Easily the most powerful film I saw was the deserved winner of the prize for Best Editing in a Documentary: Jason Osder’s Let the Fire Burn. Meticulously stitching together hitherto-unseen news reports, police videos, archive interviews and public enquiry footage in five chapters, the film presents an unspeakably awful incident and its endlessly complex fallout: in May 1985 the black mayor of Philadelphia, Wilson Goode, sanctioned the bombing of the headquarters of MOVE, a radical but non-violent black organisation which happened to be based in a residential area. The ensuing fire, deliberately left unattended by the authorities, claimed 11 lives and destroyed vast swathes of community property.

Conspicuously free of a guiding voiceover and pat conclusions, and tied together aesthetically by a very subtle occasional image flicker effect and VHS-style fuzz in the editing, this intensely disturbing film had the feel of a freshly discovered artefact. By chance, I saw the film just days after the Boston Marathon bombings, when public debate over the role of 24-hour news coverage of domestic terrorism was in full roar. In the case of Osder’s film, I was struck by its relentless search for clarity and balance, and formal elegance.

Best Editing in a Documentary: Let the Fire Burn

Best Editing in a Documentary: Let the Fire Burn

Let the Fire Burn ultimately lost out to Dan Krauss’s The Kill Team for the prize of Best Documentary Feature. An angry blend of investigative journalism, legal procedural and personal portrait, it focuses on young US Private Adam Winfield who, in 2010, blew the whistle on his colleagues when they murdered Afghan civilians, but found himself among the convicted. The film’s most haunting passages are the eerily disembodied reconstructions of the Facebook chats between Afghanistan-based Winfield and his distraught father, which constituted their only means of contact; the pixels prove a hopelessly inadequate medium with which to communicate such reservoirs of fear and complexity, and point to the emotional limits of digital social connection.

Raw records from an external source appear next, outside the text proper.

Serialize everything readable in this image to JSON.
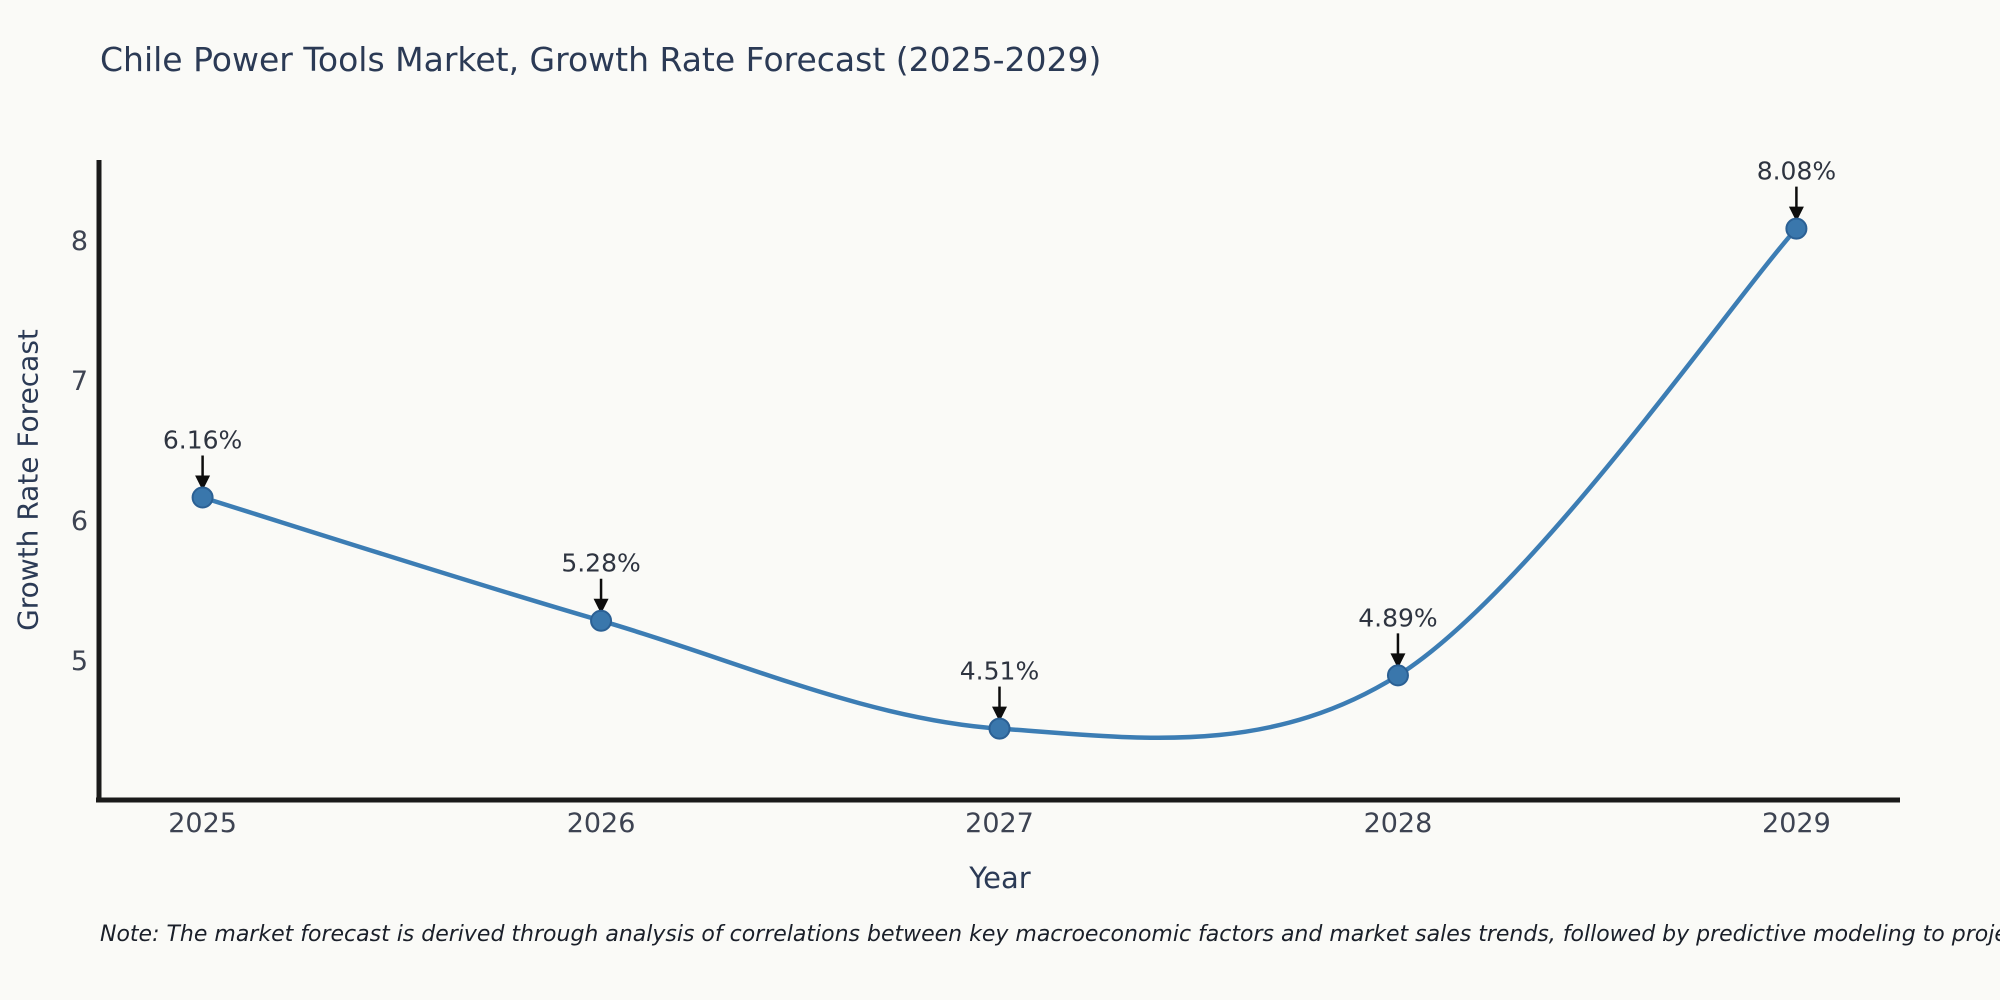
{
  "chart_data": {
    "type": "line",
    "title": "Chile Power Tools Market, Growth Rate Forecast (2025-2029)",
    "xlabel": "Year",
    "ylabel": "Growth Rate Forecast",
    "x": [
      2025,
      2026,
      2027,
      2028,
      2029
    ],
    "series": [
      {
        "name": "Growth Rate Forecast",
        "values": [
          6.16,
          5.28,
          4.51,
          4.89,
          8.08
        ]
      }
    ],
    "point_labels": [
      "6.16%",
      "5.28%",
      "4.51%",
      "4.89%",
      "8.08%"
    ],
    "xtick_labels": [
      "2025",
      "2026",
      "2027",
      "2028",
      "2029"
    ],
    "ytick_values": [
      5,
      6,
      7,
      8
    ],
    "ytick_labels": [
      "5",
      "6",
      "7",
      "8"
    ],
    "xlim": [
      2024.74,
      2029.26
    ],
    "ylim": [
      4.0,
      8.57
    ],
    "grid": false,
    "legend_position": "none",
    "line_style": "smooth-spline",
    "annotations": "value labels with downward arrows above each data point"
  },
  "note": "Note: The market forecast is derived through analysis of correlations between key macroeconomic factors and market sales trends, followed by predictive modeling to project future sales.",
  "colors": {
    "background": "#fafaf7",
    "line": "#3c7db4",
    "marker_fill": "#3a77ac",
    "marker_edge": "#2b6094",
    "axis_line": "#1a1a1a",
    "title_text": "#2b3a55",
    "tick_text": "#3d4352",
    "annotation_text": "#2e3440",
    "arrow": "#0d0d0d"
  }
}
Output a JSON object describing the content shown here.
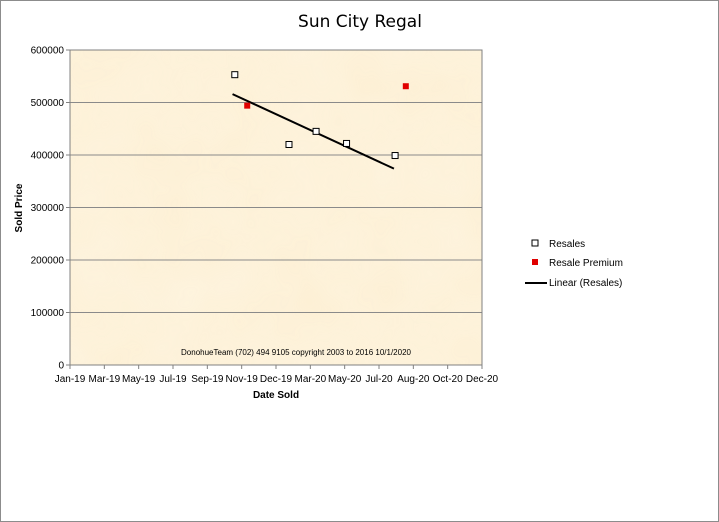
{
  "chart_data": {
    "type": "scatter",
    "title": "Sun City Regal",
    "xlabel": "Date Sold",
    "ylabel": "Sold Price",
    "ylim": [
      0,
      600000
    ],
    "yticks": [
      "0",
      "100000",
      "200000",
      "300000",
      "400000",
      "500000",
      "600000"
    ],
    "xticks": [
      "Jan-19",
      "Mar-19",
      "May-19",
      "Jul-19",
      "Sep-19",
      "Nov-19",
      "Dec-19",
      "Mar-20",
      "May-20",
      "Jul-20",
      "Aug-20",
      "Oct-20",
      "Dec-20"
    ],
    "grid": true,
    "legend_position": "right",
    "annotation": "DonohueTeam   (702) 494 9105 copyright  2003 to 2016  10/1/2020",
    "series": [
      {
        "name": "Resales",
        "marker": "hollow-square",
        "color": "#000000",
        "points": [
          {
            "x": "2019-10-20",
            "y": 553000
          },
          {
            "x": "2020-01-24",
            "y": 420000
          },
          {
            "x": "2020-03-12",
            "y": 445000
          },
          {
            "x": "2020-05-05",
            "y": 422000
          },
          {
            "x": "2020-07-30",
            "y": 399000
          }
        ]
      },
      {
        "name": "Resale Premium",
        "marker": "filled-square",
        "color": "#e00000",
        "points": [
          {
            "x": "2019-11-11",
            "y": 494000
          },
          {
            "x": "2020-08-18",
            "y": 531000
          }
        ]
      }
    ],
    "trendline": {
      "name": "Linear (Resales)",
      "color": "#000000",
      "from": {
        "x": "2019-10-16",
        "y": 516000
      },
      "to": {
        "x": "2020-07-28",
        "y": 374000
      }
    }
  }
}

On a rather more upbeat note, there was time for a wonderful discovery in the form of Charles Lane’s Sidewalk Stories, restored to an occasionally smeary 2k digital version from its original 16mm negative. Initially released in 1989 to critical acclaim – and the Prix du Publique award at the 1990 Cannes Film Festival – but more or less disappeared from view since, it’s the black-and-white, silent tale of a homeless Greenwich Village street artist (played by Lane) who winds up looking after a toddler when her father is murdered.

Sidewalk Stories (1989)

Sidewalk Stories (1989)

It’s indebted to Charlie Chaplin and Harold Lloyd, and seems an indisputable influence on Michel Hazanavicius’s The Artist, yet demonstrates a poetically street-smart, slyly political language of its own, radiating a palpable anger about the desperate plight of New York’s multitudinous homeless. Perhaps the most radical by-product of its formal conceit is to drain the famously rambunctious Manhattan of noise, imbuing the district with a poetic otherwordliness that’s further heightened by the monochrome aesthetic and the film’s own hitherto ‘lost’ status.

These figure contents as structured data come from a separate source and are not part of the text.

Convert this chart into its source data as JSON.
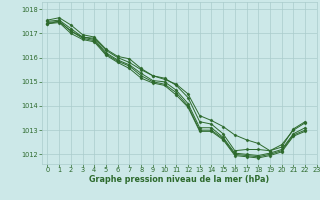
{
  "title": "Graphe pression niveau de la mer (hPa)",
  "background_color": "#cce8e8",
  "grid_color": "#aacccc",
  "line_color": "#2d6a2d",
  "tick_color": "#2d6a2d",
  "xlim": [
    -0.5,
    23
  ],
  "ylim": [
    1011.6,
    1018.3
  ],
  "yticks": [
    1012,
    1013,
    1014,
    1015,
    1016,
    1017,
    1018
  ],
  "xticks": [
    0,
    1,
    2,
    3,
    4,
    5,
    6,
    7,
    8,
    9,
    10,
    11,
    12,
    13,
    14,
    15,
    16,
    17,
    18,
    19,
    20,
    21,
    22,
    23
  ],
  "series": [
    [
      1017.55,
      1017.65,
      1017.35,
      1016.95,
      1016.85,
      1016.35,
      1016.05,
      1015.95,
      1015.55,
      1015.25,
      1015.15,
      1014.85,
      1014.35,
      1013.35,
      1013.25,
      1012.85,
      1012.15,
      1012.2,
      1012.2,
      1012.15,
      1012.3,
      1013.05,
      1013.35
    ],
    [
      1017.5,
      1017.55,
      1017.2,
      1016.85,
      1016.75,
      1016.2,
      1015.9,
      1015.7,
      1015.35,
      1015.05,
      1015.0,
      1014.65,
      1014.1,
      1013.1,
      1013.1,
      1012.7,
      1012.05,
      1012.0,
      1011.95,
      1012.05,
      1012.2,
      1012.85,
      1013.1
    ],
    [
      1017.45,
      1017.5,
      1017.1,
      1016.8,
      1016.7,
      1016.15,
      1015.85,
      1015.65,
      1015.25,
      1015.0,
      1014.9,
      1014.55,
      1014.0,
      1013.0,
      1013.0,
      1012.65,
      1012.0,
      1011.95,
      1011.9,
      1012.0,
      1012.15,
      1012.8,
      1013.0
    ],
    [
      1017.4,
      1017.45,
      1017.0,
      1016.75,
      1016.65,
      1016.1,
      1015.8,
      1015.55,
      1015.15,
      1014.95,
      1014.85,
      1014.45,
      1013.95,
      1012.95,
      1012.95,
      1012.6,
      1011.95,
      1011.9,
      1011.85,
      1011.95,
      1012.1,
      1012.75,
      1012.95
    ],
    [
      1017.4,
      1017.5,
      1017.1,
      1016.85,
      1016.8,
      1016.3,
      1016.0,
      1015.8,
      1015.5,
      1015.25,
      1015.1,
      1014.9,
      1014.5,
      1013.6,
      1013.4,
      1013.15,
      1012.8,
      1012.6,
      1012.45,
      1012.15,
      1012.4,
      1013.0,
      1013.3
    ]
  ],
  "title_fontsize": 5.8,
  "tick_fontsize": 4.8,
  "linewidth": 0.7,
  "markersize": 1.6
}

The warmth with which the locally-minded Sidewalk Stories was received by a big crowd at the School of Visual Arts cinema gave a clue as to why, despite Tribeca’s vast programme, oft-intrusive corporate sponsorship and endlessly sprouting technological tentacles, it retains an overall coherence. It is very much a festival rooted in a sense of place, clearly formed in its host city’s image: busy, diverse and entrepreneurial.

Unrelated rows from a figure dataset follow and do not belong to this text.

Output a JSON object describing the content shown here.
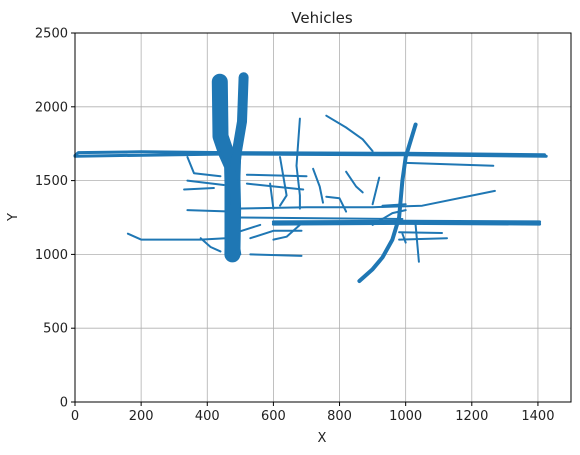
{
  "chart_data": {
    "type": "scatter",
    "title": "Vehicles",
    "xlabel": "X",
    "ylabel": "Y",
    "xlim": [
      0,
      1500
    ],
    "ylim": [
      0,
      2500
    ],
    "xticks": [
      "0",
      "200",
      "400",
      "600",
      "800",
      "1000",
      "1200",
      "1400"
    ],
    "yticks": [
      "0",
      "500",
      "1000",
      "1500",
      "2000",
      "2500"
    ],
    "grid": true,
    "series_color": "#1f77b4",
    "traces": [
      {
        "width": 3,
        "points": [
          [
            0,
            1670
          ],
          [
            10,
            1690
          ],
          [
            200,
            1695
          ],
          [
            460,
            1690
          ],
          [
            1000,
            1685
          ],
          [
            1420,
            1675
          ]
        ]
      },
      {
        "width": 3,
        "points": [
          [
            0,
            1665
          ],
          [
            460,
            1680
          ],
          [
            1000,
            1675
          ],
          [
            1425,
            1665
          ]
        ]
      },
      {
        "width": 2,
        "points": [
          [
            1000,
            1620
          ],
          [
            1265,
            1600
          ]
        ]
      },
      {
        "width": 3,
        "points": [
          [
            600,
            1220
          ],
          [
            1000,
            1225
          ],
          [
            1405,
            1220
          ]
        ]
      },
      {
        "width": 3,
        "points": [
          [
            600,
            1205
          ],
          [
            1000,
            1210
          ],
          [
            1405,
            1205
          ]
        ]
      },
      {
        "width": 2,
        "points": [
          [
            480,
            1310
          ],
          [
            700,
            1320
          ],
          [
            900,
            1320
          ],
          [
            1050,
            1330
          ],
          [
            1270,
            1430
          ]
        ]
      },
      {
        "width": 2,
        "points": [
          [
            340,
            1300
          ],
          [
            480,
            1290
          ]
        ]
      },
      {
        "width": 2,
        "points": [
          [
            490,
            1250
          ],
          [
            990,
            1240
          ]
        ]
      },
      {
        "width": 2,
        "points": [
          [
            160,
            1140
          ],
          [
            200,
            1100
          ],
          [
            380,
            1100
          ],
          [
            455,
            1110
          ]
        ]
      },
      {
        "width": 2,
        "points": [
          [
            380,
            1110
          ],
          [
            410,
            1050
          ],
          [
            440,
            1020
          ]
        ]
      },
      {
        "width": 2,
        "points": [
          [
            530,
            1000
          ],
          [
            685,
            990
          ]
        ]
      },
      {
        "width": 2,
        "points": [
          [
            530,
            1110
          ],
          [
            600,
            1160
          ],
          [
            685,
            1160
          ]
        ]
      },
      {
        "width": 2,
        "points": [
          [
            980,
            1150
          ],
          [
            1110,
            1145
          ]
        ]
      },
      {
        "width": 2,
        "points": [
          [
            980,
            1100
          ],
          [
            1125,
            1110
          ]
        ]
      },
      {
        "width": 2,
        "points": [
          [
            340,
            1660
          ],
          [
            360,
            1550
          ],
          [
            440,
            1530
          ]
        ]
      },
      {
        "width": 2,
        "points": [
          [
            340,
            1500
          ],
          [
            450,
            1470
          ]
        ]
      },
      {
        "width": 2,
        "points": [
          [
            330,
            1440
          ],
          [
            420,
            1450
          ]
        ]
      },
      {
        "width": 2,
        "points": [
          [
            520,
            1540
          ],
          [
            700,
            1530
          ]
        ]
      },
      {
        "width": 2,
        "points": [
          [
            520,
            1480
          ],
          [
            690,
            1440
          ]
        ]
      },
      {
        "width": 2,
        "points": [
          [
            590,
            1480
          ],
          [
            600,
            1310
          ]
        ]
      },
      {
        "width": 2,
        "points": [
          [
            680,
            1920
          ],
          [
            670,
            1600
          ],
          [
            680,
            1400
          ],
          [
            680,
            1310
          ]
        ]
      },
      {
        "width": 2,
        "points": [
          [
            620,
            1660
          ],
          [
            640,
            1400
          ],
          [
            620,
            1330
          ]
        ]
      },
      {
        "width": 2,
        "points": [
          [
            680,
            1200
          ],
          [
            640,
            1120
          ],
          [
            600,
            1100
          ]
        ]
      },
      {
        "width": 2,
        "points": [
          [
            720,
            1580
          ],
          [
            740,
            1460
          ],
          [
            750,
            1350
          ]
        ]
      },
      {
        "width": 2,
        "points": [
          [
            760,
            1940
          ],
          [
            820,
            1860
          ],
          [
            870,
            1780
          ],
          [
            900,
            1700
          ]
        ]
      },
      {
        "width": 2,
        "points": [
          [
            760,
            1390
          ],
          [
            800,
            1380
          ],
          [
            820,
            1290
          ]
        ]
      },
      {
        "width": 2,
        "points": [
          [
            820,
            1560
          ],
          [
            850,
            1460
          ],
          [
            870,
            1420
          ]
        ]
      },
      {
        "width": 2,
        "points": [
          [
            900,
            1340
          ],
          [
            920,
            1520
          ]
        ]
      },
      {
        "width": 2,
        "points": [
          [
            930,
            1330
          ],
          [
            1000,
            1340
          ]
        ]
      },
      {
        "width": 4,
        "points": [
          [
            860,
            820
          ],
          [
            900,
            900
          ],
          [
            930,
            980
          ],
          [
            960,
            1100
          ],
          [
            980,
            1250
          ],
          [
            990,
            1500
          ],
          [
            1000,
            1660
          ],
          [
            1030,
            1880
          ]
        ]
      },
      {
        "width": 2,
        "points": [
          [
            900,
            1200
          ],
          [
            960,
            1280
          ],
          [
            1000,
            1300
          ]
        ]
      },
      {
        "width": 2,
        "points": [
          [
            990,
            1140
          ],
          [
            1000,
            1080
          ]
        ]
      },
      {
        "width": 2,
        "points": [
          [
            1030,
            1200
          ],
          [
            1040,
            950
          ]
        ]
      },
      {
        "width": 2,
        "points": [
          [
            455,
            2180
          ],
          [
            455,
            1000
          ]
        ]
      },
      {
        "width": 2,
        "points": [
          [
            510,
            2200
          ],
          [
            500,
            1700
          ],
          [
            490,
            1000
          ]
        ]
      },
      {
        "width": 2,
        "points": [
          [
            500,
            1000
          ],
          [
            490,
            1150
          ],
          [
            560,
            1200
          ]
        ]
      }
    ],
    "bands": [
      {
        "width": 16,
        "points": [
          [
            438,
            2170
          ],
          [
            440,
            1800
          ],
          [
            455,
            1700
          ],
          [
            475,
            1600
          ],
          [
            478,
            1300
          ],
          [
            476,
            1000
          ]
        ]
      },
      {
        "width": 10,
        "points": [
          [
            510,
            2200
          ],
          [
            505,
            1900
          ],
          [
            490,
            1700
          ],
          [
            480,
            1500
          ]
        ]
      },
      {
        "width": 12,
        "points": [
          [
            440,
            2170
          ],
          [
            445,
            1800
          ],
          [
            460,
            1690
          ]
        ]
      },
      {
        "width": 10,
        "points": [
          [
            470,
            1560
          ],
          [
            485,
            1400
          ],
          [
            480,
            1100
          ],
          [
            470,
            1020
          ]
        ]
      }
    ]
  }
}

Canny programming choices like Sidewalk Stories, the Special Jury Prize-winning Stand Clear of the Closing Doors (about a young autistic boy lost on the subway on the eve of Hurricane Sandy), a closing night restoration of Martin Scorsese’s NYC-set The King of Comedy and the aforementioned Sandy Storyline fostered a distinct local focus amid the international programming, while the heavy presence (in advertising materials and trailers) of indelible New Yorkers Scorsese and festival co-founder Robert de Niro added to this prevalent – but never unappealing – mythology. And, if this year’s impressive audience figures are anything to go by (the official word was 95 per cent attendance), the innovative Tribeca Film Festival seems set for a big future, both online and off.